Former Northern Secretary Mr Peter Mandelson has strongly denied claims that he believed the Provisional IRA should be regarded as freedom fighters and rejected claims he had sought to glorify paramilitaries.
The denials came after he appeared on the Channel Four programme about the September 11th attacks, The Year the World Changed.
Mr Mandelson said on the programme a distinction should be made between armed groups who engage in a political process and Osama bin Laden's followers. He insisted those groups which embark on negotiations to find a political solution should be regarded differently to the al-Qaeda network.
"I think the distinction we have to make is not between good and bad terrorists.

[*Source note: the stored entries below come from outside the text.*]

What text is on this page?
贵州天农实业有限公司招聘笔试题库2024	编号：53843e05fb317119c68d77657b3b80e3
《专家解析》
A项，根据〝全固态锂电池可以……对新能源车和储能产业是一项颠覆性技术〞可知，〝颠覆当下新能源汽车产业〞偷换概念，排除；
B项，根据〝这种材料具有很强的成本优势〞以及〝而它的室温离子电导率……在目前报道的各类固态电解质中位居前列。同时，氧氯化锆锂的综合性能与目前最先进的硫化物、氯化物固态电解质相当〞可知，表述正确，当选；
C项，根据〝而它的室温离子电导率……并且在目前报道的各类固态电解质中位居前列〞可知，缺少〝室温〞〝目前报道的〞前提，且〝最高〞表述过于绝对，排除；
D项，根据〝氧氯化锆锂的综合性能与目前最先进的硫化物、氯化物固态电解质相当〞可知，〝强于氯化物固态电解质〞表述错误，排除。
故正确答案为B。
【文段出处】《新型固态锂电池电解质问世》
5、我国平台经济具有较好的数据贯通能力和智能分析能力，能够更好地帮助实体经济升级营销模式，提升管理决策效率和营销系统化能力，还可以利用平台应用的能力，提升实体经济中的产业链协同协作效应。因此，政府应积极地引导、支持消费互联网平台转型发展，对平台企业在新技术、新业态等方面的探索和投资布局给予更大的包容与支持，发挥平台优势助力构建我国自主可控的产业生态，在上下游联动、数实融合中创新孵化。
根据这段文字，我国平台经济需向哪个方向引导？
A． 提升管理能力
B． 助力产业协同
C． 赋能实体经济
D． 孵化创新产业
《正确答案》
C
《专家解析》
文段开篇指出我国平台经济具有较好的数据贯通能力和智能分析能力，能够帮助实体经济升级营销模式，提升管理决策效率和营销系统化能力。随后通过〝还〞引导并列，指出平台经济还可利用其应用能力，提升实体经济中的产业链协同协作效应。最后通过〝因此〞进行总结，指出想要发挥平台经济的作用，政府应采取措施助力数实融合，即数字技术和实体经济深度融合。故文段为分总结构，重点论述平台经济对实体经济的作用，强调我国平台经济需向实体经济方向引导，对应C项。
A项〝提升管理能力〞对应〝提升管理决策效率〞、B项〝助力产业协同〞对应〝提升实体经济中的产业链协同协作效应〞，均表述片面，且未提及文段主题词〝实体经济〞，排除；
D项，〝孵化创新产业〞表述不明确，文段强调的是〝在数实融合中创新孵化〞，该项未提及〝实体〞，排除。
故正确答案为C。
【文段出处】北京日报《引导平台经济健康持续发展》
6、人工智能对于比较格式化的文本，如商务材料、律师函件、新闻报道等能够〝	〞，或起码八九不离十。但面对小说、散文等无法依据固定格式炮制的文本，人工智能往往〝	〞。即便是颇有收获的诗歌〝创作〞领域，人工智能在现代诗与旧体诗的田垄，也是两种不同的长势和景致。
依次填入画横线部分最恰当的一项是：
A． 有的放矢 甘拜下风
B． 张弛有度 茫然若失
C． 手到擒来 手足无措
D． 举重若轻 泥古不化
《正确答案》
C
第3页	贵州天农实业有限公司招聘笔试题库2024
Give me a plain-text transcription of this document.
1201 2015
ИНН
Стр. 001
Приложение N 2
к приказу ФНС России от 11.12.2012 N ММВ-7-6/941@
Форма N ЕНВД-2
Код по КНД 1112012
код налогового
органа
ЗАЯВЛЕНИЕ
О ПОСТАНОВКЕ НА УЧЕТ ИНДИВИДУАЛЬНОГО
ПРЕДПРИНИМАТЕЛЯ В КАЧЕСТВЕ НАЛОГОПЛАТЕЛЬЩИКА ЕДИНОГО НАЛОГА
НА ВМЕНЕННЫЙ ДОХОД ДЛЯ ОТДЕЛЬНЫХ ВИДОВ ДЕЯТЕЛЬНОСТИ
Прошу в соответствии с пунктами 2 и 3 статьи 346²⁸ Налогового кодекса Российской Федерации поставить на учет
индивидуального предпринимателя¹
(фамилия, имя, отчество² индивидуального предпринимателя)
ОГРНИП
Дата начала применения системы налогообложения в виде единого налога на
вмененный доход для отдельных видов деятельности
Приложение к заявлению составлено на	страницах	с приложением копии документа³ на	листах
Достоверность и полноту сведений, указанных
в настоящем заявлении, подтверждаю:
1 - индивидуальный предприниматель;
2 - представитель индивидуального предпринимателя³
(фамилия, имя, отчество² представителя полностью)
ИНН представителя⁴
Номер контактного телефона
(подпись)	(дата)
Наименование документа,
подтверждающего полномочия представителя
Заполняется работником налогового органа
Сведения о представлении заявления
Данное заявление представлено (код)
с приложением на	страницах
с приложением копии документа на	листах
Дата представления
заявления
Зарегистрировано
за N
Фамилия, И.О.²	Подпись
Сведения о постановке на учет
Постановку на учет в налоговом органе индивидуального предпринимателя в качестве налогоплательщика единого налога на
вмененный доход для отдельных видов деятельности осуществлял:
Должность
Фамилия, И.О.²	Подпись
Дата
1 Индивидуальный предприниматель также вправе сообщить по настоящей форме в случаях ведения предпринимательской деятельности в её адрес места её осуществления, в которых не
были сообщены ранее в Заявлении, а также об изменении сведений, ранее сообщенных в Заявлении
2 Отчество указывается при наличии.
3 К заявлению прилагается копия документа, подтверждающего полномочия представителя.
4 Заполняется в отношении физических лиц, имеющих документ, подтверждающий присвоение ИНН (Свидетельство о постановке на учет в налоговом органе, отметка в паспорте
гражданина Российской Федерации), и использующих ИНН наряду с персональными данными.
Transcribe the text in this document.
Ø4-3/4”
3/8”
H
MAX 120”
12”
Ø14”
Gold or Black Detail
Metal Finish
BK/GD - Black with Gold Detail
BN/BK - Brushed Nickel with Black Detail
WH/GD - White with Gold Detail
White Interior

It is between those terrorists who have political objectives and are prepared to negotiate those objectives at the end of the day and engage in some sort of dialogue and ultimately some sort of political or peace process.
"I don't call them terrorists when they reach that stage. They are resisters. They are freedom fighters, or whatever," he said.
A Sinn FΘin spokesman said Mr Mandelson was only echoing views expressed by Mr Gerry Adams. "It is what republicans have always believed and they don't need any acknowledgment from Mandelson that this is the case," he added.
Mr Mandelson later rejected the claim he had suggested the Provisional IRA should be regarded as freedom fighters.
Any suggestion that this was his position was a complete "misrepresentation" of his comments, he said. "Of course the Provisional IRA is on ceasefire and is engaged in a peace process and is represented in democratic political institutions as I also remarked. But that does not make them freedom fighters and never will."
The clarification was welcomed by Ulster Unionist MPs, Mr Jeffrey Donaldson and Mr David Burnside, who had criticised Mr Mandelson earlier.